Thursday, November 29, 2018

Euphemisms, I don't like them

I find the great majority of people talk about their loved one's passing away. When I talk about the horrible thing that happened on Jan. 17, I say Faye died that day.

Look, I understand why people say passed away. The use of the words death, dead and dying seem harsh, don't they?

The very fact that it's harder to speak of death, rather than passing away is why I speak that way.  I will never see the person I loved most in this world again, this side of heaven. It's uncomfortable for me to speak about that but it is reality. The word for that reality is dead.

Sometimes I do say she passed away, mostly out of sensitivity to the feelings of others. More often I say I lost her. But I have to, I absolutely have to, deal with the reality of my new life. And that, to me means being blunt about the words I use.

I apologize if the words referring directly to death trouble you. But it's important to me, and to my ongoing healing, to be bluntly honest about my reality.

Having said that I do say Faye went to be with her Lord and Saviour Jesus Christ. Because that is also the truth. And it's a reality I am thankful for.

Pressing on in truth.

Tuesday, November 27, 2018

Silver anniversary

Today would have been our 25th anniversary.

I am saddened to not be celebrating with my Faye. But something seems to have shifted. I still miss her desperately but the darkness of grief seems to have lightened--just a bit--but it has lightened. And so my sadness on this day is not as sharp as I might have expected.

I am, however, genuinely thankful for 24 good years with a beautiful, godly woman. God was good in bringing Faye into my life.

So I am grateful. And I am pressing on.

Monday, November 26, 2018

What would I do?

What would I do to have Faye back?

Look, I miss her badly. I miss her energy, her work ethic, her laugh, her friendliness and her enthusiasm. My life is still a mess. But what I do to have her back?

Honestly, as much as I would like her here with me, she's run her race.
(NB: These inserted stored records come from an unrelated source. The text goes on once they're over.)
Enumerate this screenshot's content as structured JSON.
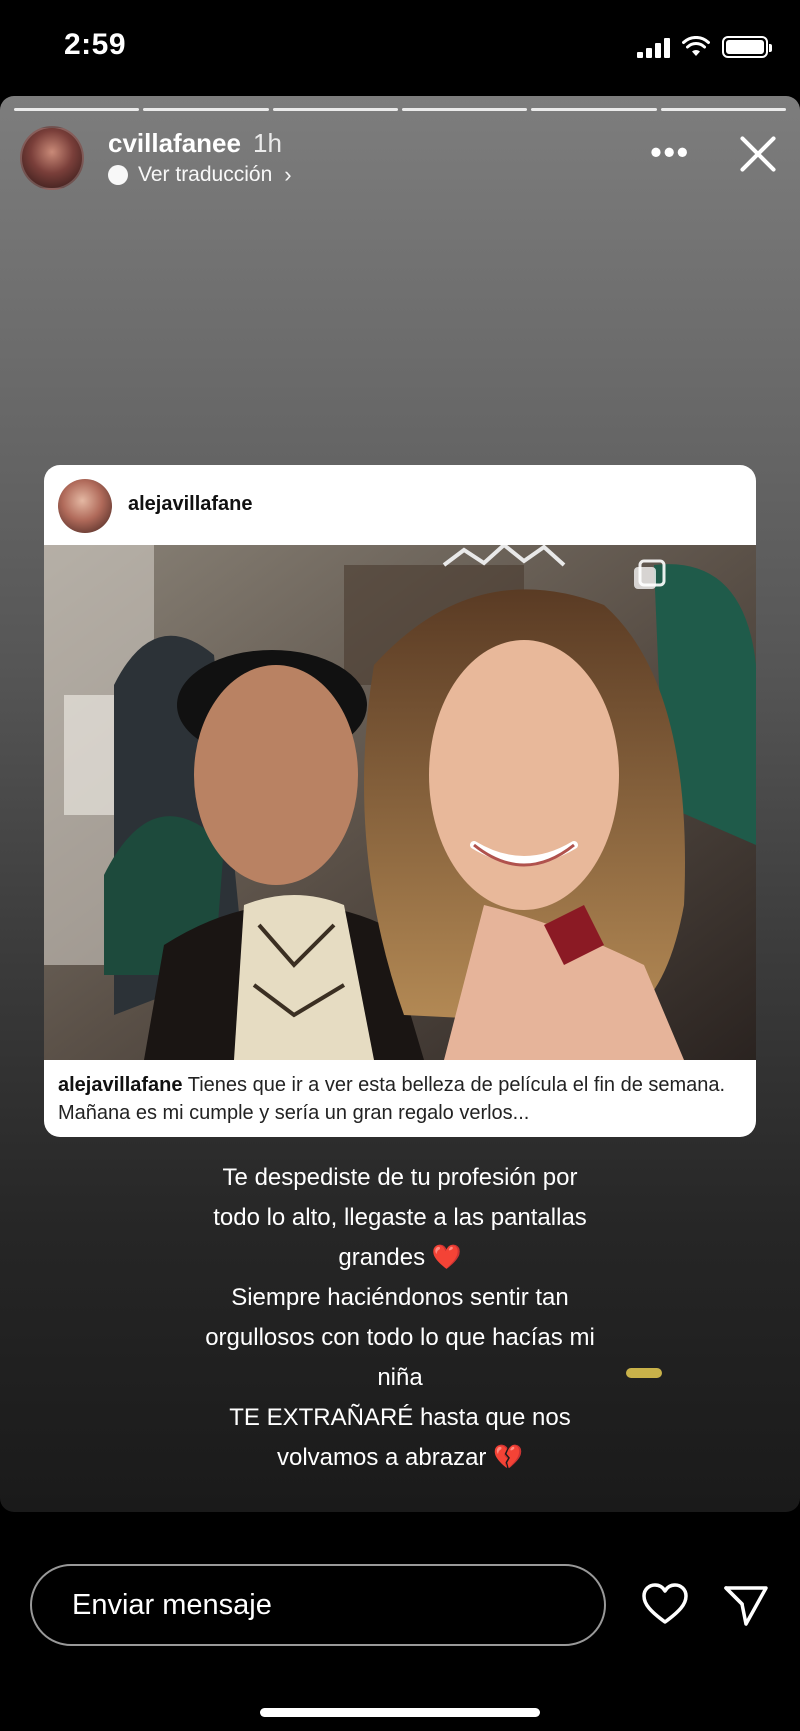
{
  "status_bar": {
    "time": "2:59",
    "icons": [
      "cellular-signal-icon",
      "wifi-icon",
      "battery-icon"
    ],
    "battery_level": 1.0
  },
  "story": {
    "segment_count": 6,
    "header": {
      "username": "cvillafanee",
      "time_ago": "1h",
      "translate_label": "Ver traducción",
      "more_icon": "more-horizontal-icon",
      "close_icon": "close-icon"
    },
    "shared_post": {
      "username": "alejavillafane",
      "caption_username": "alejavillafane",
      "caption_text": "Tienes que ir a ver esta belleza de película el fin de semana. Mañana es mi cumple y sería un gran regalo verlos...",
      "multi_image_icon": "multiple-photos-icon"
    },
    "text_lines": [
      "Te despediste de tu profesión por",
      "todo lo alto, llegaste a las pantallas",
      "grandes ❤️",
      "Siempre haciéndonos sentir tan",
      "orgullosos con todo lo que hacías mi",
      "niña",
      "TE EXTRAÑARÉ hasta que nos",
      "volvamos a abrazar 💔"
    ]
  },
  "bottom_bar": {
    "message_placeholder": "Enviar mensaje",
    "like_icon": "heart-outline-icon",
    "send_icon": "send-icon"
  },
  "colors": {
    "background": "#000000",
    "story_gradient_top": "#7d7d7d",
    "story_gradient_bottom": "#1a1a1a",
    "heart": "#e0242b",
    "sticker": "#c9b24a"
  }
}
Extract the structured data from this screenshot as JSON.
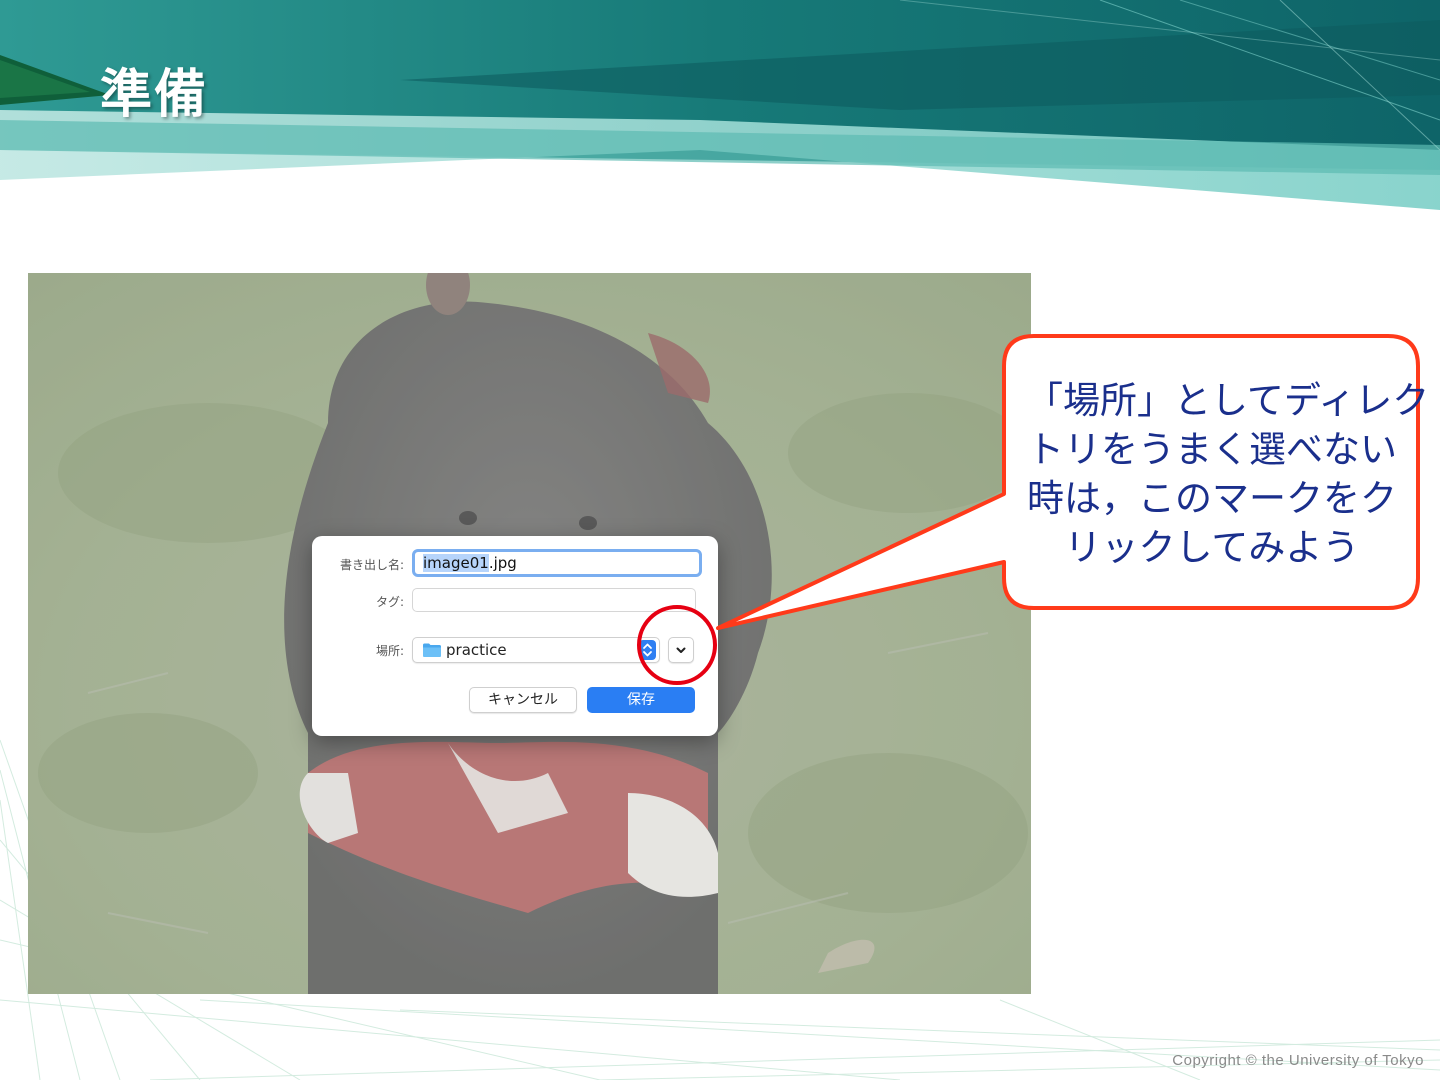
{
  "slide": {
    "title": "準備",
    "copyright": "Copyright © the University of Tokyo"
  },
  "colors": {
    "header_dark": "#0e6468",
    "header_mid": "#2e9c96",
    "header_light": "#9ad8d2",
    "callout_border": "#ff3a1a",
    "callout_text": "#1a2f8c",
    "highlight_circle": "#e60012",
    "accent_blue": "#2a7ef3"
  },
  "save_dialog": {
    "filename_label": "書き出し名:",
    "filename_selected": "image01",
    "filename_extension": ".jpg",
    "tags_label": "タグ:",
    "tags_value": "",
    "location_label": "場所:",
    "location_value": "practice",
    "location_icon": "folder-icon",
    "expand_icon": "chevron-down-icon",
    "cancel_label": "キャンセル",
    "save_label": "保存"
  },
  "callout": {
    "lines": [
      "「場所」としてディレク",
      "トリをうまく選べない",
      "時は，このマークをク",
      "リックしてみよう"
    ]
  }
}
And she's earned her reward and the toughest part--the dying part--is over and done with.

So no, there's no wishing her back. It's done. She doesn't need to go through it again.

I will see her some day.

Wednesday, November 21, 2018

Back Home

I'm back after two weeks in Africa and a bout of pretty nasty jet lag compounded on a cold.

I have this unsettling feeling that I'm back into my house but, honestly, I'm not sure I can say I'm back home.

You see Faye made this building home. Without Faye I really can't confidently say that this home. It's just where I live.

That will change. It has to change but it's part of this volatile journey called grieving.